HUD officials barred from silencing housing opposition
Beginning in the 1990s, CIR brought several legal challenges to protect the freedom of speech from meddling bureaucrats and zealous ideologues who resorted to anti-discrimination laws to stifle speech they deemed threatening to their interests.
One of the most shocking examples of this abuse involved the use of federal housing discrimination law to suppress opposition to public housing projects. In 1993, Berkeley residents Joseph Deringer, his wife, Alexandra White, and neighbor Richard Graham learned of plans to convert the town’s Bel Air Hotel into a shelter for homeless people, including alcohol and drug abusers. The shelter abutted their property and was also near several liquor stores.
The news prompted them to write a letter to the developer and set about making leaflets, speaking at town meetings, and generally protesting the construction. Unknowingly, however, they had stepped on a Department of Housing and Urban Development (HUD) regulation, based on the Fair Housing Act, that barred anyone from interfering with efforts to provide housing opportunities for racial minorities or the disabled.
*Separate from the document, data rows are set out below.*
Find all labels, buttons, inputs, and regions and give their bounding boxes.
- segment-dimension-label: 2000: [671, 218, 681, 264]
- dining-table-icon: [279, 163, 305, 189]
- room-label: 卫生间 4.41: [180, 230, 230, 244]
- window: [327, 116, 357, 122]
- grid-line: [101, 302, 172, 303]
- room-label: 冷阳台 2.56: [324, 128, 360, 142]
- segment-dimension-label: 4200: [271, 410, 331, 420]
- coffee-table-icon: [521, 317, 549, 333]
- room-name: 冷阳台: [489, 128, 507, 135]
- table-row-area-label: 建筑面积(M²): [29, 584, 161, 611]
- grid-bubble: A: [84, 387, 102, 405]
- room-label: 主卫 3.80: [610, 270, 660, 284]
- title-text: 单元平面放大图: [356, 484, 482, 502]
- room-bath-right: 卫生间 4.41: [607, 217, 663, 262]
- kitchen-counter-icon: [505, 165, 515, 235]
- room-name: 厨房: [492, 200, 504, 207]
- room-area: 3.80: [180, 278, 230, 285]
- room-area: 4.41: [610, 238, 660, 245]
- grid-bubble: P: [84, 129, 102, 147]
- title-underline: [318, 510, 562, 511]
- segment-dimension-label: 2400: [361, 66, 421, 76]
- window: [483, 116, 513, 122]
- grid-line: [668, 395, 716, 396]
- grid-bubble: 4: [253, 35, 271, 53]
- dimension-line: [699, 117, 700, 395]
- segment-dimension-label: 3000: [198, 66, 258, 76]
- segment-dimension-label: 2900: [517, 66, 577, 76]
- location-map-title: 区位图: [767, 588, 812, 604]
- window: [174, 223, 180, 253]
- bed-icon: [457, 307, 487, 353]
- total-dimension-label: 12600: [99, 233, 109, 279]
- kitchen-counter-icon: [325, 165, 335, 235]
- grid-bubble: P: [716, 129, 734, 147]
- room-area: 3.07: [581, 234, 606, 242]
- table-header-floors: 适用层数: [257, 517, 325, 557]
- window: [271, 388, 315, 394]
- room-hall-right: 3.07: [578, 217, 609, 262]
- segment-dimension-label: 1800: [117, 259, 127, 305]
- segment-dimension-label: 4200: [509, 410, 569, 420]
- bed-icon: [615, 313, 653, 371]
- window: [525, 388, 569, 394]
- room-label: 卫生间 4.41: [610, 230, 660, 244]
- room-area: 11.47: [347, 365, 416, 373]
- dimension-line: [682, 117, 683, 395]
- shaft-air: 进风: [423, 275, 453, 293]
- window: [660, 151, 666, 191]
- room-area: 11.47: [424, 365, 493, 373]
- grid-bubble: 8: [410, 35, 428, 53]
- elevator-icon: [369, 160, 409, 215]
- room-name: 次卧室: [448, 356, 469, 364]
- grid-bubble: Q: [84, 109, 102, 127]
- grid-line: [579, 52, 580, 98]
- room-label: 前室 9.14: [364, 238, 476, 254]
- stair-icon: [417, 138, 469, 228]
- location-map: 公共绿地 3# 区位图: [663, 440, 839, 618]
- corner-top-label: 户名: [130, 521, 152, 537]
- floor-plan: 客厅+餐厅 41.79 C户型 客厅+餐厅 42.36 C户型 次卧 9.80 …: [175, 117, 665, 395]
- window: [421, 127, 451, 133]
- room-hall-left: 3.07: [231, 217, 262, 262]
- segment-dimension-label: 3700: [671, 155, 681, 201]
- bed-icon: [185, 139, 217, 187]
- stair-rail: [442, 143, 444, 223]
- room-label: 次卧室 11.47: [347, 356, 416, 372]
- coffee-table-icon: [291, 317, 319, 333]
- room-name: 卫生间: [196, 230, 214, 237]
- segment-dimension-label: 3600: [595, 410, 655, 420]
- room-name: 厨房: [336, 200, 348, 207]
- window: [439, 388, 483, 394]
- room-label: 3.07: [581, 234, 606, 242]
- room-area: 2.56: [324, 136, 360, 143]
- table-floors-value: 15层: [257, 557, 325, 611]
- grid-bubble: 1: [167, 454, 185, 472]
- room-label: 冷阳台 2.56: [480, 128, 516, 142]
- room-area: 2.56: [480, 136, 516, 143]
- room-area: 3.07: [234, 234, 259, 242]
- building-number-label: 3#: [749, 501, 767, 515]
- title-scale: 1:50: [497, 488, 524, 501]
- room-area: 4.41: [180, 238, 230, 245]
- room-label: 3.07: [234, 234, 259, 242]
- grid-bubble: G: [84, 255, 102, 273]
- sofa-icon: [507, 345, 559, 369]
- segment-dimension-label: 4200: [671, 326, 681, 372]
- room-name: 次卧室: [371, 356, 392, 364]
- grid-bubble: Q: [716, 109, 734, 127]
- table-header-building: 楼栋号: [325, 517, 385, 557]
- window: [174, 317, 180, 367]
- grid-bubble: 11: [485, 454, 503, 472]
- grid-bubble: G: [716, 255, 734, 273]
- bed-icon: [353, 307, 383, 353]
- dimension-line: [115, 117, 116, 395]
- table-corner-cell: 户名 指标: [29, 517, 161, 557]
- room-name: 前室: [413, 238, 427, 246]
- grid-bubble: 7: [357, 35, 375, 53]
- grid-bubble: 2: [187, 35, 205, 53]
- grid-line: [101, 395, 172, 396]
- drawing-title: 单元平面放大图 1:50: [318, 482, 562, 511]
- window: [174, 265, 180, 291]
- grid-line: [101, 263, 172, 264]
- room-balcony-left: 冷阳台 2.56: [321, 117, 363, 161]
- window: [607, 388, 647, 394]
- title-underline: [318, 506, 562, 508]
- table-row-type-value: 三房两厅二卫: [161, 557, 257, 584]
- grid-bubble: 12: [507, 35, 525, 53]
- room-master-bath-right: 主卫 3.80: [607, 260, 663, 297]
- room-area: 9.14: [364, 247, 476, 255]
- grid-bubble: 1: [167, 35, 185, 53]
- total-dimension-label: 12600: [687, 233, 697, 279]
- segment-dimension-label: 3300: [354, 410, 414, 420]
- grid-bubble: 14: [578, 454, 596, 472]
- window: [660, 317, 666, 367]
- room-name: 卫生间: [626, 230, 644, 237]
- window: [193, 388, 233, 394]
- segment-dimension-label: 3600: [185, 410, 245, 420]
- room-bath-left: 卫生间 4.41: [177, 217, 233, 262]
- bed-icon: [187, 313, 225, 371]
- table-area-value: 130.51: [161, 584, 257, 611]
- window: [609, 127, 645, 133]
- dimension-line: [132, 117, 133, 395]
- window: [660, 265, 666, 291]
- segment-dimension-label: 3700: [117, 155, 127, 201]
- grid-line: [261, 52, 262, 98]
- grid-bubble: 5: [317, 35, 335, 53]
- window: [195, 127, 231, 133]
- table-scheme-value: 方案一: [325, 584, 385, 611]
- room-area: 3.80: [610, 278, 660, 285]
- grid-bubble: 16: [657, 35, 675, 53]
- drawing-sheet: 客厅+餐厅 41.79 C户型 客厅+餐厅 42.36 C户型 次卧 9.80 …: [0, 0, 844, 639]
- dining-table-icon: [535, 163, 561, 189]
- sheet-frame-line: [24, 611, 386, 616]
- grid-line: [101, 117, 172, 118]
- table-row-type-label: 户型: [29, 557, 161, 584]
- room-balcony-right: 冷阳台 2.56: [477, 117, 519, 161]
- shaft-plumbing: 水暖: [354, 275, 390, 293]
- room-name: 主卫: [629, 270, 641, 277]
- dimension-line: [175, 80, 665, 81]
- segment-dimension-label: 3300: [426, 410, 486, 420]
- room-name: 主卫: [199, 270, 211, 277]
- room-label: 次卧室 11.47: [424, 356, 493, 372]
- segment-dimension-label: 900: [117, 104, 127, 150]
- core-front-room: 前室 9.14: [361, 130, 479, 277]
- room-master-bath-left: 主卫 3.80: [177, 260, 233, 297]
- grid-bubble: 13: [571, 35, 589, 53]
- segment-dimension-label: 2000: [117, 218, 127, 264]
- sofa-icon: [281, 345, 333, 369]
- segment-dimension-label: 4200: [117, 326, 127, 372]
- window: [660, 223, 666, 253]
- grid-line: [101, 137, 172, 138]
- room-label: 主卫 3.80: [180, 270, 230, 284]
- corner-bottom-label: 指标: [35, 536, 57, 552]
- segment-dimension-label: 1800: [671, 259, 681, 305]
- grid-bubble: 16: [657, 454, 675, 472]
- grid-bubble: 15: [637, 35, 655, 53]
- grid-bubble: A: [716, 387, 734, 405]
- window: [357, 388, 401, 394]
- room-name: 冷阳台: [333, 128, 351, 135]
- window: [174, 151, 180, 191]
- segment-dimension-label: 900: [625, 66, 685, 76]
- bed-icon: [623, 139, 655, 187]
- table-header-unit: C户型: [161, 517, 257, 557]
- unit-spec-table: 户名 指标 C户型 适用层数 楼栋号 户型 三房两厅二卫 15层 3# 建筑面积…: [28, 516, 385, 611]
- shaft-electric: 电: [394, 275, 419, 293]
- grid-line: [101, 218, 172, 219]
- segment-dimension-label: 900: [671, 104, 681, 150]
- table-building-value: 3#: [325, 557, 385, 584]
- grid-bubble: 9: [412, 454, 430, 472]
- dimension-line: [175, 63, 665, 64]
Housing Rights, Inc., a Berkeley housing rights advocacy group filed a complaint with HUD alleging that White and the others were impairing their ability to ensure equal housing. The “Berkeley Three” first received a HUD notice that warned them of an impending $50,000 fine. Months of harassment from HUD followed, and these concerned citizens were forced to sue in San Francisco federal court to affirm their right to protest government actions.
The Ninth Circuit ruled in favor of the “Berkeley Three,” declaring that they had been involved in the “essence of First Amendment expression.” LaVera Gillespie, the director of the area’s branch of HUD during the investigation, was found personally liable for abridging the free speech rights of the three plaintiffs on the grounds that no reasonable person would have thought such an investigation to be lawful.